I was shocked recently when asked that simple question, Whose mask would you put on first if a plane was going down, yours or your daughters, to answer without hesitation my daughters. It is a cliche but a telling cliche.

It becomes a habit to think of others before ourselves. Not in some kind of angelic, saintly way but as ritualised behaviour often accompanied by, said with a hint of shame, resentment. It can be annoying, irritating and frustrating to be seen as somehow better than others, more rounded, more able, when actually what we often feel is overwhelmed by sadness and fear. The sadness that it has always been this way and always will be, and the fear that we may be unable to continue both emotionally and physically because the tank is empty.

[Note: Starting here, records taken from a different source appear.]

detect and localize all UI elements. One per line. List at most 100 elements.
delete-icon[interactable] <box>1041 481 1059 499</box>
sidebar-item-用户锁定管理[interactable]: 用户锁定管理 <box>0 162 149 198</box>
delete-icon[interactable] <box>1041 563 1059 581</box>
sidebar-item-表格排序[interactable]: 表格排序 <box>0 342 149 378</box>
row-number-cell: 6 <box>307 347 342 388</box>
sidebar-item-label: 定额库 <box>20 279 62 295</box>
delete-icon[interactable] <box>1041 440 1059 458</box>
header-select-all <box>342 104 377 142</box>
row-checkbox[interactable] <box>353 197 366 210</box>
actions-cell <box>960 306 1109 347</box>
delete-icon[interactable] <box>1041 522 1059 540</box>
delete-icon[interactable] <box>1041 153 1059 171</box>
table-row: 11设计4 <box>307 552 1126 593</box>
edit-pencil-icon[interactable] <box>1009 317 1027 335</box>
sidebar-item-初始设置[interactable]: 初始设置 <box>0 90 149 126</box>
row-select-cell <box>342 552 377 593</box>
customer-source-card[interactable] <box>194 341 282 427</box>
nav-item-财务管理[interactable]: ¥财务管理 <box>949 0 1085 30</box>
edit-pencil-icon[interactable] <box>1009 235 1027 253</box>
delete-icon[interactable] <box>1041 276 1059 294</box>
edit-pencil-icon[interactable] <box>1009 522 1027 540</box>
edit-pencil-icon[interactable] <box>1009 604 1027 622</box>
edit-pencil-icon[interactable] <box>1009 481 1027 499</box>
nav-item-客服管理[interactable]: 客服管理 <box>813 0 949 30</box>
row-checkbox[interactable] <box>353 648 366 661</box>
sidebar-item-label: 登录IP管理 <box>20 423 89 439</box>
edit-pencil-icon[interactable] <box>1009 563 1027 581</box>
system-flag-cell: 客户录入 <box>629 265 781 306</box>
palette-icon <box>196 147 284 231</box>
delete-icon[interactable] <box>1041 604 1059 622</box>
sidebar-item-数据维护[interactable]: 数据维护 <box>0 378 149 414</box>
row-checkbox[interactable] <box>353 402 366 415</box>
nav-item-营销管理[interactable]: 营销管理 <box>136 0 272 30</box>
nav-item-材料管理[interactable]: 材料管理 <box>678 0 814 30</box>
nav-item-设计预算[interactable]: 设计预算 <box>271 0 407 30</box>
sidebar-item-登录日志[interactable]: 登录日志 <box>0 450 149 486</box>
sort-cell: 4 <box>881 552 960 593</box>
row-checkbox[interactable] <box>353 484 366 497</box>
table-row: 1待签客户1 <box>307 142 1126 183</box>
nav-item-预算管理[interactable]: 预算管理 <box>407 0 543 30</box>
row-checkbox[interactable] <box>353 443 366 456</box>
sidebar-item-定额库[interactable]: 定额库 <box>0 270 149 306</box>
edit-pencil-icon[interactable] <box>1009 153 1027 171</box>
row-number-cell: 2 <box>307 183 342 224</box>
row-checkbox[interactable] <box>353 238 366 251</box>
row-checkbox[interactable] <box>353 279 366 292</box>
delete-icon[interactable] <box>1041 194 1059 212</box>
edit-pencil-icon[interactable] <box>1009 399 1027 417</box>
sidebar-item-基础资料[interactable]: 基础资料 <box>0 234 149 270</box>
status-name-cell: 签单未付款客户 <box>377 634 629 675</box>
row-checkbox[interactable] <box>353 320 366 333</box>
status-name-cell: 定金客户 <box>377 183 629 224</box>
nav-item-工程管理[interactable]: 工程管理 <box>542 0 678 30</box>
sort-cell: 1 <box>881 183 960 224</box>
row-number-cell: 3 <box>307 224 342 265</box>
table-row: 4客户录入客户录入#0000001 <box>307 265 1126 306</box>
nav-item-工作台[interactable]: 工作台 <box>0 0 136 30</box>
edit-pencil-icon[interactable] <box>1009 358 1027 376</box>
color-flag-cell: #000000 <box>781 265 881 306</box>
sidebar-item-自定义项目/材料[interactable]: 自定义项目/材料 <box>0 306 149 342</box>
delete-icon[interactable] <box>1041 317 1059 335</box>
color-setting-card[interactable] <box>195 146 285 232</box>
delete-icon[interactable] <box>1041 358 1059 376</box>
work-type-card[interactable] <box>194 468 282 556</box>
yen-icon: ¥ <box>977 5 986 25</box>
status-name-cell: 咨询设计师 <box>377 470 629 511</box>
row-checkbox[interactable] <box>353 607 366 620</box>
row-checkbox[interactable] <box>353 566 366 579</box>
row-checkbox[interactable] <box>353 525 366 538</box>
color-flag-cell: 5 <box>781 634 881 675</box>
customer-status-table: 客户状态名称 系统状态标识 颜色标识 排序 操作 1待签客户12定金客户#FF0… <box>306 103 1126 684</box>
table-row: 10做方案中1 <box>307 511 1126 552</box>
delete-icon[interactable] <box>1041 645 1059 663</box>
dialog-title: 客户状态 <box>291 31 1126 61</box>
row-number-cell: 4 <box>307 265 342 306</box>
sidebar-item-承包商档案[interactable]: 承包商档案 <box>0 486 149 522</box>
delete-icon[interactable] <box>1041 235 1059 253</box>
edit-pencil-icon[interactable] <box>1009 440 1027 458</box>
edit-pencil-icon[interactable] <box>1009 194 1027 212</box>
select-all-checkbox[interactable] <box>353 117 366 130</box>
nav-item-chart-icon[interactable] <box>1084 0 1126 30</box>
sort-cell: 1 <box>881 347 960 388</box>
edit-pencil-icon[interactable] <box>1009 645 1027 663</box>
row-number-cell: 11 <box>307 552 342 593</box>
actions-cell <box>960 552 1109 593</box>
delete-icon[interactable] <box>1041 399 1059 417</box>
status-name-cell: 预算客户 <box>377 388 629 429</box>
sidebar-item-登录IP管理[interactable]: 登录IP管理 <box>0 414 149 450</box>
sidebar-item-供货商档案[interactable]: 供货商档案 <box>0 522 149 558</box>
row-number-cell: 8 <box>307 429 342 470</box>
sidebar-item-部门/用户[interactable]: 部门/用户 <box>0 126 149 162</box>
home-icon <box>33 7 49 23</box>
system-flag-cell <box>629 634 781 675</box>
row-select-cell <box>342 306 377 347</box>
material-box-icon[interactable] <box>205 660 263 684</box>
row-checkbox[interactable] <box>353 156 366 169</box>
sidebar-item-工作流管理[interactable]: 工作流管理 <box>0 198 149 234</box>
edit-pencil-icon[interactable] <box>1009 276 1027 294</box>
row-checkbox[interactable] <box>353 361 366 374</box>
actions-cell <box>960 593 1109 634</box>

It is an essential truth that carers need to look after ourselves but it is not something that always comes easily. Many carers have to be given permission to do this, convinced that essence of you is caring for others and time spent not doing this is indulgent, wasteful and frankly flaky.

Yesterday in a yoga class we were working towards an arm balancing pose, astavakrasana, when I ended up in a crumpled but smiling heap, not quite the desired effect and luckily no accompanying photo. The lovely, downtoearth yoga teacher explained that the pose was like dealing with a difficult person. You do not try to address all the difficulties at once, you take them small step by small step and eventually you may have a better relationship  with that person.

This is the same for carers. You cannot expect to make peace with the enormous and life shattering change that is being a carer in one step. You cannot learn to look after yourself overnight after years of neglect, but you begin to build small moments when you find yourself again. Mine are often found on the yoga mat, where do you find yours?